Articles on: Collaborate with Clients

How to Use the Portfolio Calendar

TL;DR

The Portfolio Calendar allows you to schedule, track, and manage all property viewings and key buyer events in one place, directly linked to specific properties and portfolios. This reduces back-and-forth communication, prevents double booking, and keeps your buyer search progressing smoothly.


When to use this

Consider using the Portfolio Calendar when:

  • A buyer has marked a property as Interested
  • You are coordinating multiple viewings across properties
  • You prefer a single source of truth for tours instead of relying on chats, notes, or external calendars
  • You seek visibility across all scheduled activities in a portfolio


Step-by-step instructions

Option 1: Schedule a Viewing from a Property (Best for buyer-driven tours)

This option is suitable when a buyer has already shown interest in a specific property.


  1. Open the Portfolio.


  1. Go to the property marked as Interested by the buyer.


  1. Review buyer notes or chat to confirm availability.
  • If timing isn’t clear, consider asking the buyer in chat before scheduling.


  1. Scroll below the property description.


  1. Click Schedule Viewing.


  1. Select:
  • Name the event
  • Date
  • Time
  • Duration


  1. Save the event.

The viewing is now linked directly to that property and appears in the Portfolio Calendar.


Option 2: Create an Event from the Portfolio Calendar (Best for agent-led planning)

This option is ideal when you want to plan ahead or batch-schedule multiple viewings.

  1. Open the Portfolio.


  1. Navigate to the Calendar tab.


  1. Click the + (plus) button.


  1. Enter:
  • Event name (e.g., Alcântara Apartment Viewing)
  • Date and time
  • Associated property


  1. Save the event.


This approach is beneficial for structuring a full viewing day or week in advance.


Common issues & tips

  • Buyer hasn’t marked the property as Interested

→ The Schedule Viewing option will not be visible.
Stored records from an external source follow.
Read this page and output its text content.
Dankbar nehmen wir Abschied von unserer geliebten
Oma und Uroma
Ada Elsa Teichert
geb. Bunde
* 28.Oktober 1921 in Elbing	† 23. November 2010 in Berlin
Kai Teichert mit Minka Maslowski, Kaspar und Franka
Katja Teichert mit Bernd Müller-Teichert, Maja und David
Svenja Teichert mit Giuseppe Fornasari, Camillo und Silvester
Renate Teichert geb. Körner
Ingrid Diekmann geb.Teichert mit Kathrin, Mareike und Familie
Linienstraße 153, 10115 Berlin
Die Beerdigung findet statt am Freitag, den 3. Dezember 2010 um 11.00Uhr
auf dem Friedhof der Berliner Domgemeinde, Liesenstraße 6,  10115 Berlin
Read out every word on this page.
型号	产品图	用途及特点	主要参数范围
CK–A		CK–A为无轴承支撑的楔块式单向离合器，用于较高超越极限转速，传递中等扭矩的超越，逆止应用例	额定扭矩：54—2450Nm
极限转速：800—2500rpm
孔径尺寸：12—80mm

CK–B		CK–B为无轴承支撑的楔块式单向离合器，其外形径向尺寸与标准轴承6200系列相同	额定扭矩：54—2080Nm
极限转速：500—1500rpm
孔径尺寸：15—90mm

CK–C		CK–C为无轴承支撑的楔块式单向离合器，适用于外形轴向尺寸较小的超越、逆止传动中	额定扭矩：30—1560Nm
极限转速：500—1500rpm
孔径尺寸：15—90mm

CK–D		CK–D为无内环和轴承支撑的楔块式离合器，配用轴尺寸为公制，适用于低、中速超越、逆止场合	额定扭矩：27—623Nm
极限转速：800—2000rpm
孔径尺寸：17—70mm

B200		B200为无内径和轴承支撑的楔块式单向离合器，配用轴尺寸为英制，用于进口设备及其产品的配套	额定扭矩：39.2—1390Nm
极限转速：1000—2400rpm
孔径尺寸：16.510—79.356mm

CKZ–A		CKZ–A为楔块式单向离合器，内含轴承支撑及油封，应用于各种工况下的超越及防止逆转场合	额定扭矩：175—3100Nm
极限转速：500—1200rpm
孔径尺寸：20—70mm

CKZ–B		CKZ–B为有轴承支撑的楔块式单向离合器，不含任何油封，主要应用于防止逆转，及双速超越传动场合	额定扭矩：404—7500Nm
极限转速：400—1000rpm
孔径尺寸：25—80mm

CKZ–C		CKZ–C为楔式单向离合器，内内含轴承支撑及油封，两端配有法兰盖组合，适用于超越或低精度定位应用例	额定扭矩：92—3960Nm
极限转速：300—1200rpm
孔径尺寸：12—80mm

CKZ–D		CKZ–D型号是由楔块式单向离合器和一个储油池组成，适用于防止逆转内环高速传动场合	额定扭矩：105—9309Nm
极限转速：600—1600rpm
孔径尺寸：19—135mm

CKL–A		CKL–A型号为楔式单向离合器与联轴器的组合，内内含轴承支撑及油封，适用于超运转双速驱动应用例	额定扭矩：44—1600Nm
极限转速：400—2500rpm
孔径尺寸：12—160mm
We recommend asking the buyer to update the status first.

  • Unclear availability

→ Confirm timing in chat before scheduling to avoid rescheduling loops.

  • Overbooking risk

→ Use the calendar view to check for conflicts before adding new events.

  • Naming discipline matters

→ Use clear, property-specific event names to maintain calendar readability as volume grows.

  • Calendar = execution layer

→ Notes and chats provide context; the calendar is for commitment. If it’s not on the calendar, it’s not confirmed.